La
AMIA, una causa nacional
Por
Santiago Kovadloff
Si el más grave atentado terrorista sufrido por la Argentina
es el cometido contra la AMIA, ¿por qué sigue siendo
la comunidad judía la que primordialmente exige, año
tras año, que se cumpla de una buena vez su esclarecimiento?
¿Por qué el Estado no asume como propia la envergadura
de esta catástrofe y nacionaliza el alcance de su significado?
¿Por qué se limita a adherir, con mayor o menor vacilación,
al recordatorio y al reclamo que, desde hace más de una década,
organiza la comunidad judía? ¿No advierte que su retórica
y su mímica, a fuerza de vacías y al cabo de tanto
tiempo, lindan con la perversión? ¿Es a los judíos
a quienes el Estado debe una explicación de lo sucedido o
es a la Nación? La sede de la AMIA volada hace once años,
¿es o no es una institución argentina? Los muertos
que allí cosechó el terrorismo, ¿son o no son
argentinos? La calle Pasteur, ésa que fue abrasada por el
horror aquella mañana de julio, ¿se encuentra o no
en la capital de la República?
Digámoslo de frente y con todas las
palabras: la de la AMIA es una tragedia argentina no asumida como
tal. El ataque del 18 de julio de 1994 fue perpetrado contra el
país por fanáticos que contaron con la anuencia de
estados extranjeros y ellos, a su turno, con la complicidad de elementos
locales. Reducir, como se lo está haciendo, el alcance de
su significado a un "problema de los judíos" y
de los familiares de las víctimas equivale a desentenderse
de su real magnitud y a ratificar la siniestra consigna de los agresores
para los cuales los judíos son apátridas.
Es al Estado argentino al que le compete
infundir rango nacional a lo sucedido. La masacre producida afecta,
como agresión, a la ciudadanía en su conjunto y vulnera
la soberanía nacional. Su real esclarecimiento comienza por
ahí. Simultáneamente se lo debe caracterizar como
delito de lesa humanidad que no debe prescribir. Y a la comprensión
de que así debería ser mucho podría contribuir
el hecho de que el Gobierno promoviese, en todo el país,
la conciencia de que se trata de una causa nacional.
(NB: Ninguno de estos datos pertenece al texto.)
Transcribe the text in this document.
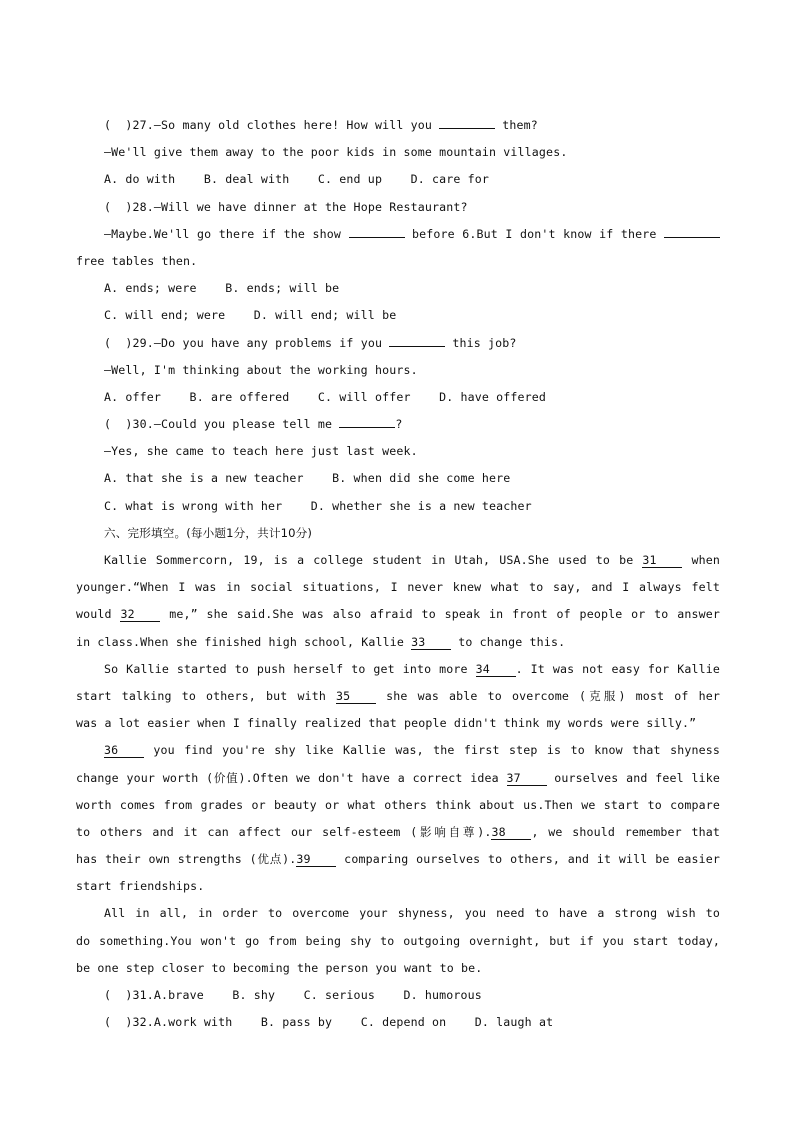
(  )27.—So many old clothes here! How will you	them?
—We'll give them away to the poor kids in some mountain villages.
A. do with    B. deal with    C. end up    D. care for
(  )28.—Will we have dinner at the Hope Restaurant?
—Maybe.We'll go there if the show	before 6.But I don't know if there
free tables then.
A. ends; were    B. ends; will be
C. will end; were    D. will end; will be
(  )29.—Do you have any problems if you	this job?
—Well, I'm thinking about the working hours.
A. offer    B. are offered    C. will offer    D. have offered
(  )30.—Could you please tell me	?
—Yes, she came to teach here just last week.
A. that she is a new teacher    B. when did she come here
C. what is wrong with her    D. whether she is a new teacher
六、完形填空。(每小题1分，共计10分)
Kallie Sommercorn, 19, is a college student in Utah, USA.She used to be 31	when
younger.“When I was in social situations, I never knew what to say, and I always felt
would 32	me,” she said.She was also afraid to speak in front of people or to answer
in class.When she finished high school, Kallie 33 to change this.
So Kallie started to push herself to get into more 34 . It was not easy for Kallie
start talking to others, but with 35	she was able to overcome (克服) most of her
was a lot easier when I finally realized that people didn't think my words were silly.”
36	you find you're shy like Kallie was, the first step is to know that shyness
change your worth (价值).Often we don't have a correct idea 37	ourselves and feel like
worth comes from grades or beauty or what others think about us.Then we start to compare
to others and it can affect our self-esteem (影响自尊).38 , we should remember that
has their own strengths (优点).39	comparing ourselves to others, and it will be easier
start friendships.
All in all, in order to overcome your shyness, you need to have a strong wish to
do something.You won't go from being shy to outgoing overnight, but if you start today,
be one step closer to becoming the person you want to be.
(  )31.A.brave    B. shy    C. serious    D. humorous
(  )32.A.work with    B. pass by    C. depend on    D. laugh at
No obstante, desde los espacios de poder
se procede como si lo ocurrido aquel 18 de julio de 1994 no afectara
a la soberanía de la Nación. No menos desconcertante
y desalentadora es la actitud de las autoridades comunitarias judías.
Ellas siguen reivindicando como "propio" lo ocurrido.
Con ciega obstinación aplazan la decisión de exigir
al Estado que se convierta en vocero principal de lo sucedido. Y
ello no sólo judicial sino políticamente. Es absurdo,
por no decir lamentable, que sea el Presidente de la República
el que concurra como invitado a los actos evocativos del atentado
cuando en verdad debería ser él quien convocara a
realizarlos infundiéndoles así su máxima trascendencia.
No es ante todo a la colectividad judía y a los familiares
de las víctimas a quienes se les adeuda clarificación
y justicia. Es al país entero. Son las autoridades comunitarias
judías las que antes que nadie deberían impedir que
se siga "judaizando" la cuestión, es decir, desnacionalizándola.
¿Cómo es posible que se mantenga acallado desde hace
tanto el hecho gravísimo de que un atentado contra la Nación,
como el entonces sufrido, sea compartimentado de tal manera que
el Estado lo visualice desde "afuera" como si el primer
afectado por lo sucedido no fuese él mismo? ¿Qué
implica eso sino complicidad con el delito?
Se ha dicho y repetido incontables veces
que el pueblo judío, al ser el Pueblo del Libro es, por añadidura,
el pueblo de la memoria. Precisemos sin embargo que no olvidar no
significa recordar lo que pasó sino entender cada vez mejor
qué tiene que ver lo que pasó con lo que pasa. En
estos tiempos tan dolorosos en los que la democracia argentina acusa
una profunda fragilidad moral, es hora de ir sabiendo que, para
llegar a revertir la situación que enferma a nuestras instituciones,
hay que aprender a relacionar los hechos aparentemente inconexos
que conforman esa situación. Es sabido que los problemas
irresueltos del pasado terminan por reaparecer drásticamente
en el presente. Y nadie ignora ya que la democracia, sin un presente
diáfano, ha de tener un porvenir oscuro.